The Mixed Political Economy of AI
An Interview with Susan Ariel Aaronson

Susan Ariel Aaronson is a Research Professor of International Affairs at the Elliott School of International Affairs, George Washington University (GWU). She is also a GWU Public Interest Technology Scholar and co-Principal Investigator of the NSF-NIST Trustworthy AI Institute for Law and Society. At GWU, she directs the Digital Trade and Data Governance Hub, and she is a Senior Fellow in Economics at the Center for International Governance Innovation (CIGI).
In her keynote, Professor Aaronson will address competition in AI, the rise of AI nationalism, and the risks of overcapacity in the sector. She will argue that governments, determined to invest substantial amounts of taxpayer money in AI, may unintentionally generate overcapacity, dumping of AI, and less effective regulation.
Questions from Grazia Errichiello
The theme of this year’s EAEPE conference refers to the “Janus face” of AI—its dual potential for empowerment and harm. How does this duality manifest in your own research and professional experience?
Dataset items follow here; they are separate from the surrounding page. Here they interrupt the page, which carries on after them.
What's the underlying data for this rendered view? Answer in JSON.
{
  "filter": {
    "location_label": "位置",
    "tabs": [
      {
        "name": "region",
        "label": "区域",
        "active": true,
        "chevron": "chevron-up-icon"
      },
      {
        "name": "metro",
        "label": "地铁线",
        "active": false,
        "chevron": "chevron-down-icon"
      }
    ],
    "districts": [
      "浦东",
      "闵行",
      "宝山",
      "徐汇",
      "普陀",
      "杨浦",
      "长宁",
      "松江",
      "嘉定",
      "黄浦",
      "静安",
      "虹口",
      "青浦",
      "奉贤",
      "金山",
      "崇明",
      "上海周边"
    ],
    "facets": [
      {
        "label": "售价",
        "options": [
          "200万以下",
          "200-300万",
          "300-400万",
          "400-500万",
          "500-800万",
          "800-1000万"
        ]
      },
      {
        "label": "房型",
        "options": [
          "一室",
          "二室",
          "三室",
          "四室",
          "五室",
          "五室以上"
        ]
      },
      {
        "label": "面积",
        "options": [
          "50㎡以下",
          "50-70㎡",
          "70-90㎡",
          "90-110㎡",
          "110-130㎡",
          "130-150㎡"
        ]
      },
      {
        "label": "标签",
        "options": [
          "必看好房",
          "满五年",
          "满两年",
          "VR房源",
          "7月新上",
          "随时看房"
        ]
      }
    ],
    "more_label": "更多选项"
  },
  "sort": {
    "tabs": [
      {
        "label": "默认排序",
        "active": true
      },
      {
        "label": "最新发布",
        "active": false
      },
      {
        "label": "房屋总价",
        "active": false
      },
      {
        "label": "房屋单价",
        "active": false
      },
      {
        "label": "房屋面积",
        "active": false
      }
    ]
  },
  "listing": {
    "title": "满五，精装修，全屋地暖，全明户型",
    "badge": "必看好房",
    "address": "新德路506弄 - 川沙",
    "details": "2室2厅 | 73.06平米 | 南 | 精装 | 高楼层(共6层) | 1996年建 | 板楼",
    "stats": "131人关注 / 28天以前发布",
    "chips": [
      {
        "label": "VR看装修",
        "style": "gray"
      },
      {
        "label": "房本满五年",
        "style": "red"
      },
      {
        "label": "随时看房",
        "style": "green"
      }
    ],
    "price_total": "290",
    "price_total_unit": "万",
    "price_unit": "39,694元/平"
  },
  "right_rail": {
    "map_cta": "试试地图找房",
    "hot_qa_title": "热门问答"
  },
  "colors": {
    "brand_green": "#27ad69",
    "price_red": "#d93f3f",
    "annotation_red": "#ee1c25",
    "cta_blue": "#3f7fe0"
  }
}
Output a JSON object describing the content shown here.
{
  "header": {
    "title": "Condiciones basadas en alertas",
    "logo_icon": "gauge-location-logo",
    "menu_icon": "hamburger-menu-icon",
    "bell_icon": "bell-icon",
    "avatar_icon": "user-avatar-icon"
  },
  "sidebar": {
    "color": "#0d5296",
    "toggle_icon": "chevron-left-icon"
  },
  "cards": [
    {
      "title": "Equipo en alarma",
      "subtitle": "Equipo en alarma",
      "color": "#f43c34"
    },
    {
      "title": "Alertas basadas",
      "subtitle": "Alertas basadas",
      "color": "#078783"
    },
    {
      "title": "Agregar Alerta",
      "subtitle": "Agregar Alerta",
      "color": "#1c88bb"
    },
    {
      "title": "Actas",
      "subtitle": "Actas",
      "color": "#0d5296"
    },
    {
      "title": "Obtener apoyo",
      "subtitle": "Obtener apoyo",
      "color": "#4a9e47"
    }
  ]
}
Aaronson: I see it every day in the US given the Trump Administration and Congress’s unwillingness to regulate either the data, the business models, the companies or the technology of AI. I also see it in my own research. I am speaking here about AI overcapacity – producing too much AI could lead to the dumping of AI without guardrails. I am also researching what companies say about responsible AI on their websites, how they train their chatbots (as revealed by technical documents) and do they care about responsible AI; their user agreements and then we ask chatbots about how they are trained. We see a lot of hypocrisy.
As scholars working at the intersection of public interest, international affairs, and the future of work, what do you believe are the most urgent societal questions we should be asking about AI today?
Aaronson: How can AI help us as scholars? How will AI change how we connect as humans and how we connect ideas? Can we resist AI? How can we use AI to increase human capacity and not substitute for it?
What are the major obstacles to developing global norms for ethical AI, and how can they be overcome in a multipolar, often fragmented world order?
Aaronson: No one knows what ethical AI looks like. Ethical AI is normative. I am not a fan of “ethical” AI. I want to see AI be more responsible and ethical but what that means in reality is unclear.
What risks do you see in the growing concentration of AI capabilities within a few dominant corporate and state actors, particularly for emerging economies and marginalized communities?
Aaronson: I don’t think this is true today, although it was last year. Many governments—for example, Switzerland most recently—have developed their own LLMs, which reduces the dominance of just a few actors.
How do you see your research contributing to the broader aims of EAEPE particularly in advancing institutional, heterodox approaches?
Aaronson: I hope my research contributes to our understanding of how institutions adapt to changing technologies and expectations of governance.